50
Como de costumbre, Maione se había organizado para no estar de guardia el sábado y el domingo de Pascua: a sus niños les gustaba mucho esa fiesta, y la familia tenía sus pequeñas tradiciones. Sin embargo, el sargento no había previsto que lo atenazaría la angustia por la espera de noticias sobre la suerte del doctor Modo, y se mostraba distraído e insólitamente taciturno.
Lucia, que conocía el motivo del malhumor de su marido, lo observaba preocupada tratando de no cambiar nada de lo que acostumbraba a hacer el Sábado Santo porque, además, era la primera Pascua que la pequeña Benedetta pasaba con ellos.
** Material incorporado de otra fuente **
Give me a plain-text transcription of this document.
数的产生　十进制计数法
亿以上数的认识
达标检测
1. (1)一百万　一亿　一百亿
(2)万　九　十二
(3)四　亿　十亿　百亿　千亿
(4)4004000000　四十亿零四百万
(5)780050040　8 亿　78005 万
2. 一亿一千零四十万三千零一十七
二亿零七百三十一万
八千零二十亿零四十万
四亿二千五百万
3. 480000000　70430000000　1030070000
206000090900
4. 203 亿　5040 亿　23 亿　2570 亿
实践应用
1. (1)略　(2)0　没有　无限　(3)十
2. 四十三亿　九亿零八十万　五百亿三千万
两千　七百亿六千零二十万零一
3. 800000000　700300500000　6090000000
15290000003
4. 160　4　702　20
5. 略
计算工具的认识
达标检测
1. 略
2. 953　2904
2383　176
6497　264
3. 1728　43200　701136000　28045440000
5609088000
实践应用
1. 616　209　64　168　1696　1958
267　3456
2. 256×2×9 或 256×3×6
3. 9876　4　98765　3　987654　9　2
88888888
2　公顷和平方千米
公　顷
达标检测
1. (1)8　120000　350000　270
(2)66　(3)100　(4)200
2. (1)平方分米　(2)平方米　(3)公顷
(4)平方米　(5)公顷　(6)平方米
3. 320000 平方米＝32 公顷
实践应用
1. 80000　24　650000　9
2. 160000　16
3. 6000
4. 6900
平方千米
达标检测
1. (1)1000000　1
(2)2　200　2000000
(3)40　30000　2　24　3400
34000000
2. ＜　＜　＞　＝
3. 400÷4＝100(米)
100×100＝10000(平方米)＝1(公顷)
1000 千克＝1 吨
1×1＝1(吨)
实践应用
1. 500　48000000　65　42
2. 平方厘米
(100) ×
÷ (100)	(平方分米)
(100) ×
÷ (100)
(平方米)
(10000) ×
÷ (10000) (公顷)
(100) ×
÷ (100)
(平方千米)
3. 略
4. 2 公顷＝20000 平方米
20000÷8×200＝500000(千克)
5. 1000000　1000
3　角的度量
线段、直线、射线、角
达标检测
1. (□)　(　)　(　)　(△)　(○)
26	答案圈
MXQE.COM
Le había susurrado a Raffaele, cuando por enésima vez lo vio sacar el reloj del bolsillo, que prestara más atención a la niña que la Navidad anterior había llevado a casa y estaba muy apegada a él; Maione había asentido distraídamente y luego había llamado a los niños y sentado a la pequeña en su regazo.
—A ver, mientras mamá prepara la pastiera os cuento la historia de cómo se inventó. ¿Queréis oírla?
Como respondiendo a una consigna, Lucia comenzó a disponer sobre la mesa los ingredientes necesarios para hacer la tarta: la pastaflora, preparada a primeras horas del día, cuando todos seguían durmiendo; el requesón de oveja en su cesta de paja trenzada; el trigo cocido con leche fresca; el azúcar blanco refinado; la manteca de cerdo, los huevos, la canela, el limón; el cidro y la cucuzzata, la calabaza confitada por la que Lucia era famosa; y el agua de azahar, tan delicada, que se obtenía sumergiendo flores de naranjo amargo en agua caliente y filtrándola luego, el auténtico perfume de la primavera.
* * *
Cada ruido, cada motor de automóvil llevaba a Livia a la ventana y a escrutar la calle para comprobar si alguien se acercaba al portón con noticias de Falco. Hacía horas que la mujer daba vueltas por la casa como una leona enjaulada; en su pecho la ansiedad aumentaba de minuto en minuto.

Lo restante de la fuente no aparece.